The researchers from RMIT University, École Polytechnique fédérale de Lausanne (EPFL) and Ludwig Institute for Cancer Research in Lausanne, have devised a new lab-on-a-chip technology that tells scientists how human cells communicate. It offers researchers unprecedented insights into how individual cells behave – something that scientists are discovering is far more complex than previously thought.
Originally, the technology is a sensor through which scientists can isolate single cells analyze them in real time and observe their complex signaling behavior without disturbing their environment.
Distinguished Professor Arnan Mitchell, Director of RMIT’s MicroNano Research Facility, said single cell analysis held great promise for developing new treatments for diseases but a lack of effective analysis technologies was holding back research in the field.
“We know a lot about how groups of cells communicate to fight disease or respond to infections but we still have a lot to learn about individual cells,” Mitchell said.
“Studies have recently shown that you can take two cells of the same type and give them the same treatment but they will respond very differently.

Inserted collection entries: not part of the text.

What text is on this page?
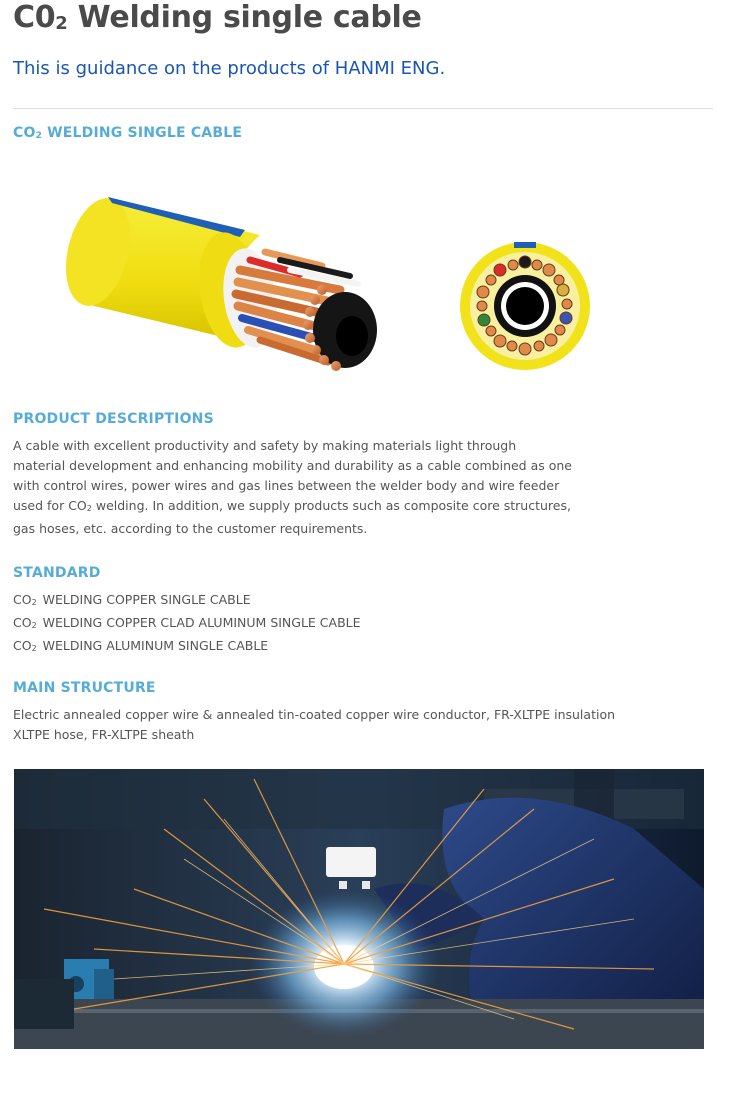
$C0_2$ Welding single cable
This is guidance on the products of HANMI ENG.
$CO_2$ WELDING SINGLE CABLE
PRODUCT DESCRIPTIONS

A cable with excellent productivity and safety by making materials light through

material development and enhancing mobility and durability as a cable combined as one

with control wires, power wires and gas lines between the welder body and wire feeder

used for $CO_2$ welding. In addition, we supply products such as composite core structures,

gas hoses, etc. according to the customer requirements.

STANDARD

$CO_2$ WELDING COPPER SINGLE CABLE

$CO_2$ WELDING COPPER CLAD ALUMINUM SINGLE CABLE

$CO_2$ WELDING ALUMINUM SINGLE CABLE

MAIN STRUCTURE

Electric annealed copper wire & annealed tin-coated copper wire conductor, FR-XLTPE insulation

XLTPE hose, FR-XLTPE sheath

“We don’t know enough about the underlying mechanisms to understand why this happens and we don’t have the right technologies to help scientists figure it out.
“Our solution to this challenge is a complete package – an integrated optofluidic biosensor that can isolate single cells and monitor the chemicals they produce in real-time over at least 12 hours.
“It’s a powerful new tool that will give us a deeper fundamental understanding of cell communication and behavior. These insights will open the way to develop radically new methods for diagnosing and treating disease.”
Seeing how individual cells collaborate and impart is basic to growing new treatments for genuine maladies, to better tackle the energy of the body’s own resistant framework or definitely target defective cells.
In the study, scientists demonstrate how the technology can be used to examine the secretion of cytokines from single lymphoma cells. Cytokines are small proteins produced by a broad range of cells to communicate to other cells, and they are known to play an important role in responses to infection, immune disorders, inflammation, sepsis, and cancer. The study found the lymphoma cells produced cytokine in different ways, unique to each cell, enabling researchers to determine each cell’s secretion fingerprints.
Mitchell said, “If we can build up a clear picture of this behavior, this would help us sort good cells from bad and enable us to one day develop treatments that precisely target just those bad cells.”
The sensor is the latest adaptation of microfluidic chip which contains tiny channels, pumps, and processors, enabling precise and flexible manipulation of fluids. Basically, microfluidics improves the fluids, what microelectronics improves the situation data – incorporating tremendous amounts of minor handling components into a little chip that is versatile, quick and can be delivered rapidly and proficiently.
The new practical and scalable innovation is lightweight and versatile, joining microfluidics with nanophotonics. Moreover, it is perfect with conventional magnifying instruments, the biosensor is a thin glass slide covered with a gold film, punctured with billions of tiny nanoholes arranged in a particular example. These nanoholes transmit a single shade of light, because of an optical phenomenon are known as the plasmonic effect.
By observing the color transmitted, researchers can determine the presence of minute quantities of specific chemicals on a slide without any external labels. This detection method enables the continuous monitoring of the chemicals produced from a single cell in real time.
The nanophotonic sensor is coupled to a microfluidic integrated circuit with fluid channels about the size of a human hair. The circuit includes valves to isolate the cell and concentrate its secretions, and systems to regulate the temperature and humidity to sustain the cell.
The work is a collaboration between the laboratory of Bionanophotonic Systems at EPFL, Switzerland, the Integrated Photonics, and Applications Centre in the School of Engineering at RMIT and Ludwig Institute for Cancer Research, Switzerland.
RMIT microfluidic chips have been pivotal in enabling research across a range of areas – from water quality monitoring to the development of point-of-care blood tests for suspected heart attacks that could deliver results while a patient is still in an ambulance.
The paper, “Label-free optofluidic nanobiosensor enables real-time analysis of single-cell cytokine secretion” is published in Small (DOI: 10.1002/smll.201800698).